Yocto Build Failure Swat Team

From Yocto Project
Revision as of 13:13, 21 December 2020 by RossBurton (talk | contribs) (→‎Process)
Jump to navigationJump to search

Overview

The role of the Bug Swat Team is to monitor the autobuilder and do preliminary investigation of failures, to ensure that they are logged and brought to the attention of the appropriate owner.

All builds that are run on the public autobuilder are important for the Yocto Project, whether they be routine validation runs (master or release branches) or a pre-integration test builds (master-next, stable/*, and others). Random failures if ignored accumulate and can result in a significant number of builds failing.

Each week a different member of the team is on call. Every build that fails on the autobuilder should be monitored unless told otherwise. The rotation happens at the end of Friday (deliberately vague), any failures over the weekend should be triaged by the incoming member on Monday.

Importantly, the Swat Team isn't responsible for resolving issues encountered on the autobuilder, just enough analysis that it can be logged and the appropriate owner notified.
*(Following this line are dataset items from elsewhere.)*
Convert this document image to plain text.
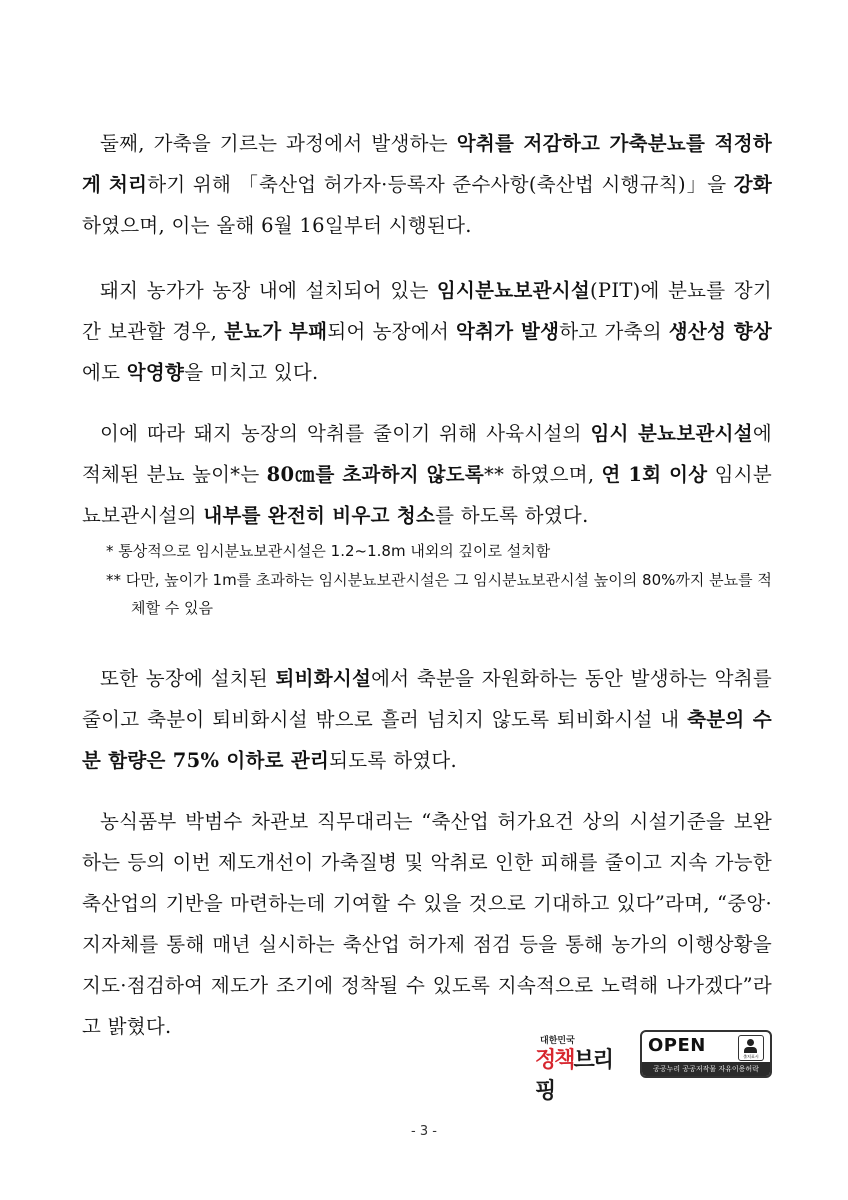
둘째, 가축을 기르는 과정에서 발생하는 악취를 저감하고 가축분뇨를 적정하게 처리하기 위해 「축산업 허가자·등록자 준수사항(축산법 시행규칙)」을 강화하였으며, 이는 올해 6월 16일부터 시행된다.

돼지 농가가 농장 내에 설치되어 있는 임시분뇨보관시설(PIT)에 분뇨를 장기간 보관할 경우, 분뇨가 부패되어 농장에서 악취가 발생하고 가축의 생산성 향상에도 악영향을 미치고 있다.

이에 따라 돼지 농장의 악취를 줄이기 위해 사육시설의 임시 분뇨보관시설에 적체된 분뇨 높이*는 80㎝를 초과하지 않도록** 하였으며, 연 1회 이상 임시분뇨보관시설의 내부를 완전히 비우고 청소를 하도록 하였다.

* 통상적으로 임시분뇨보관시설은 1.2~1.8m 내외의 깊이로 설치함

** 다만, 높이가 1m를 초과하는 임시분뇨보관시설은 그 임시분뇨보관시설 높이의 80%까지 분뇨를 적체할 수 있음

또한 농장에 설치된 퇴비화시설에서 축분을 자원화하는 동안 발생하는 악취를 줄이고 축분이 퇴비화시설 밖으로 흘러 넘치지 않도록 퇴비화시설 내 축분의 수분 함량은 75% 이하로 관리되도록 하였다.

농식품부 박범수 차관보 직무대리는 “축산업 허가요건 상의 시설기준을 보완하는 등의 이번 제도개선이 가축질병 및 악취로 인한 피해를 줄이고 지속 가능한 축산업의 기반을 마련하는데 기여할 수 있을 것으로 기대하고 있다”라며, “중앙·지자체를 통해 매년 실시하는 축산업 허가제 점검 등을 통해 농가의 이행상황을 지도·점검하여 제도가 조기에 정착될 수 있도록 지속적으로 노력해 나가겠다”라고 밝혔다.

대한민국
정책브리핑
OPEN
출처표시
공공누리 공공저작물 자유이용허락
- 3 -
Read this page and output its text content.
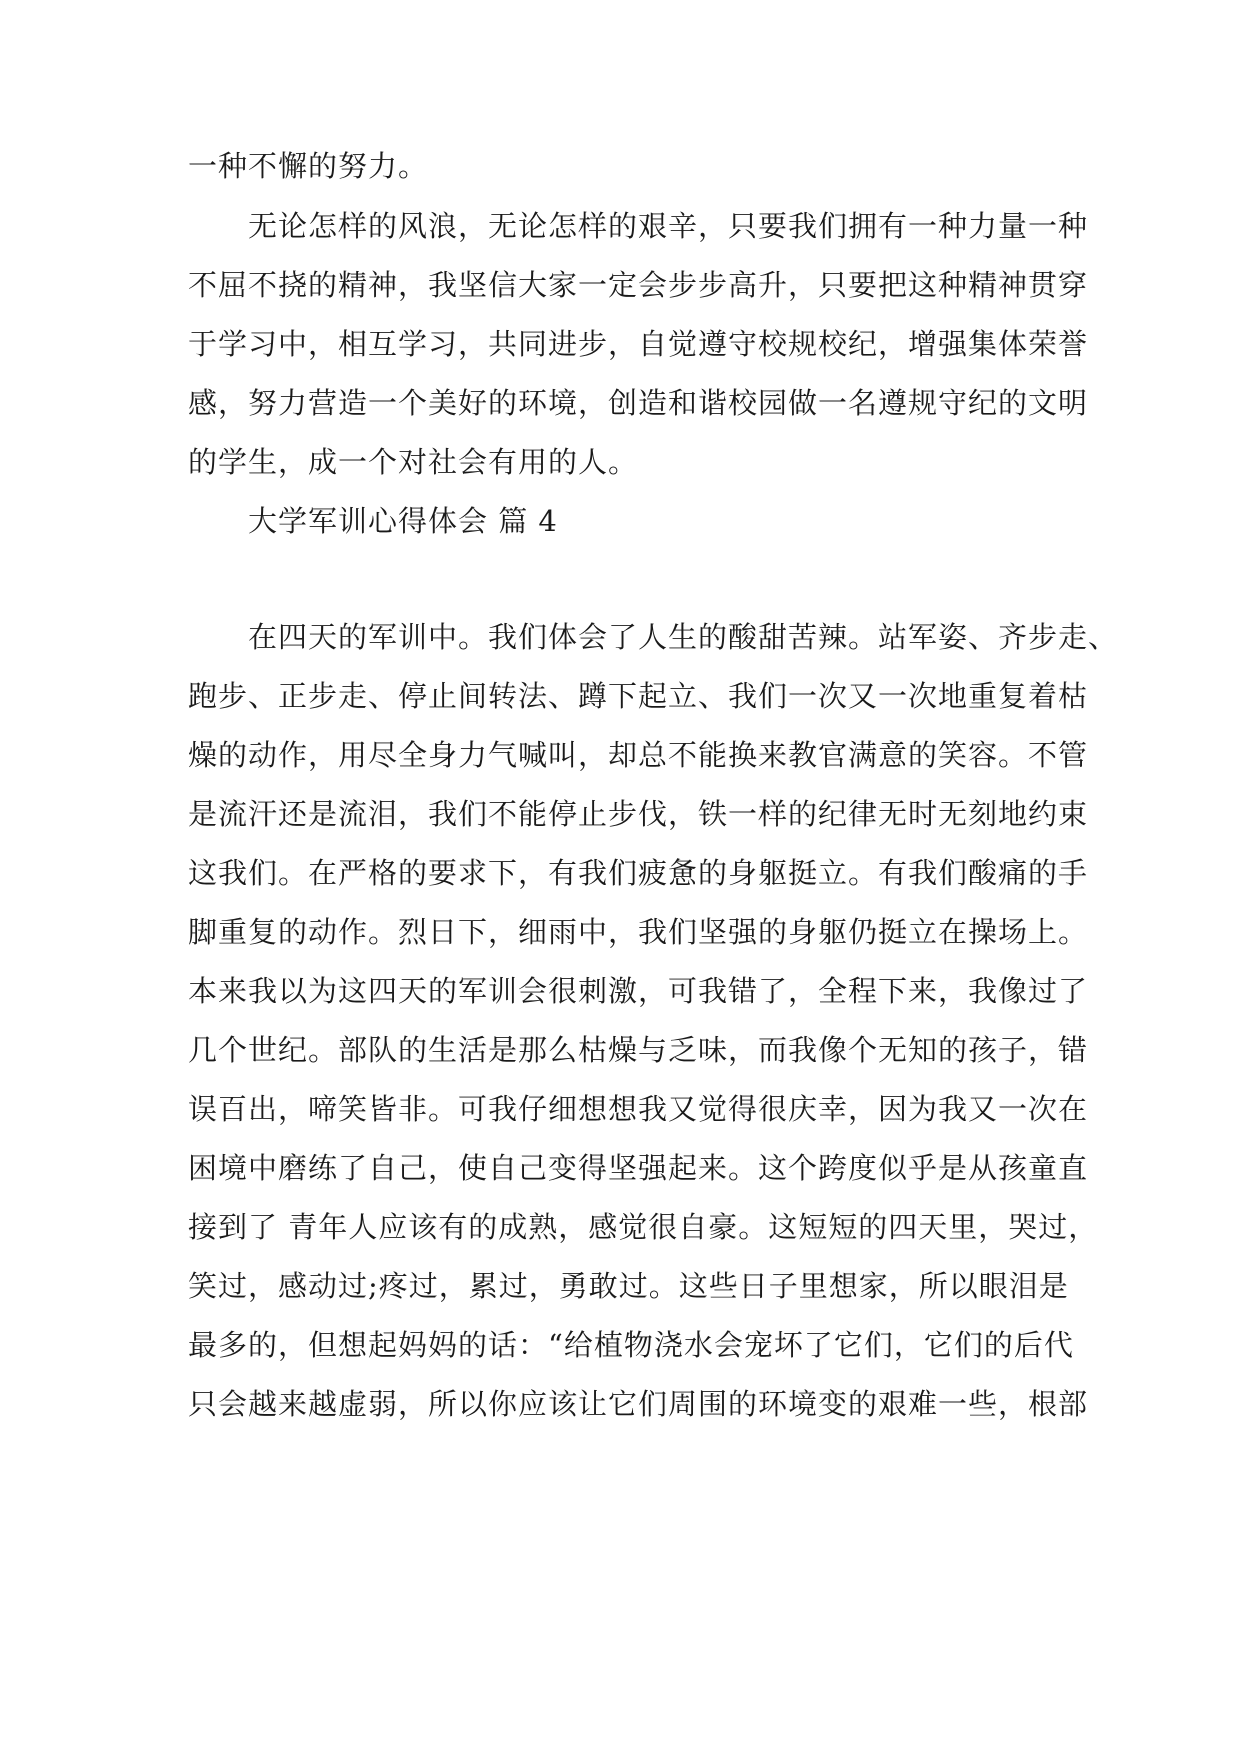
一种不懈的努力。
无论怎样的风浪，无论怎样的艰辛，只要我们拥有一种力量一种
不屈不挠的精神，我坚信大家一定会步步高升，只要把这种精神贯穿
于学习中，相互学习，共同进步，自觉遵守校规校纪，增强集体荣誉
感，努力营造一个美好的环境，创造和谐校园做一名遵规守纪的文明
的学生，成一个对社会有用的人。
大学军训心得体会 篇 4
在四天的军训中。我们体会了人生的酸甜苦辣。站军姿、齐步走、
跑步、正步走、停止间转法、蹲下起立、我们一次又一次地重复着枯
燥的动作，用尽全身力气喊叫，却总不能换来教官满意的笑容。不管
是流汗还是流泪，我们不能停止步伐，铁一样的纪律无时无刻地约束
这我们。在严格的要求下，有我们疲惫的身躯挺立。有我们酸痛的手
脚重复的动作。烈日下，细雨中，我们坚强的身躯仍挺立在操场上。
本来我以为这四天的军训会很刺激，可我错了，全程下来，我像过了
几个世纪。部队的生活是那么枯燥与乏味，而我像个无知的孩子，错
误百出，啼笑皆非。可我仔细想想我又觉得很庆幸，因为我又一次在
困境中磨练了自己，使自己变得坚强起来。这个跨度似乎是从孩童直
接到了 青年人应该有的成熟，感觉很自豪。这短短的四天里，哭过，
笑过，感动过;疼过，累过，勇敢过。这些日子里想家，所以眼泪是
最多的，但想起妈妈的话：“给植物浇水会宠坏了它们，它们的后代
只会越来越虚弱，所以你应该让它们周围的环境变的艰难一些，根部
The Swat Chairs are the primary contact for the Swat Team. The current Swat Chairs are Ross Burton, Armin Kuster and Richard Purdie. The Chairs are assisted by Stephen K. Jolley who handles the rotation process.

Process

The process is simply three steps:

  1. Identify build failures
  2. Report the build failures
  3. Update the build log

Identify

To be notified when a build fails you can subscribe to the yocto-builds mailing list. This is sent a mail when an 'important' build fails, and includes direct links to the autobuilder job summary, the BuildLog, and the Error Reporting Service.

Alternatively, these services can be monitored periodically. The Autobuilder 'Yocto console view' is an overview of the top-level builds (a-full and a-quick) and all the sub-builds they create. The BuildLog is a wiki page that is updated when builds fail with links to the appropriate logs. The Error Reporting Service collates errors from the autobuilder.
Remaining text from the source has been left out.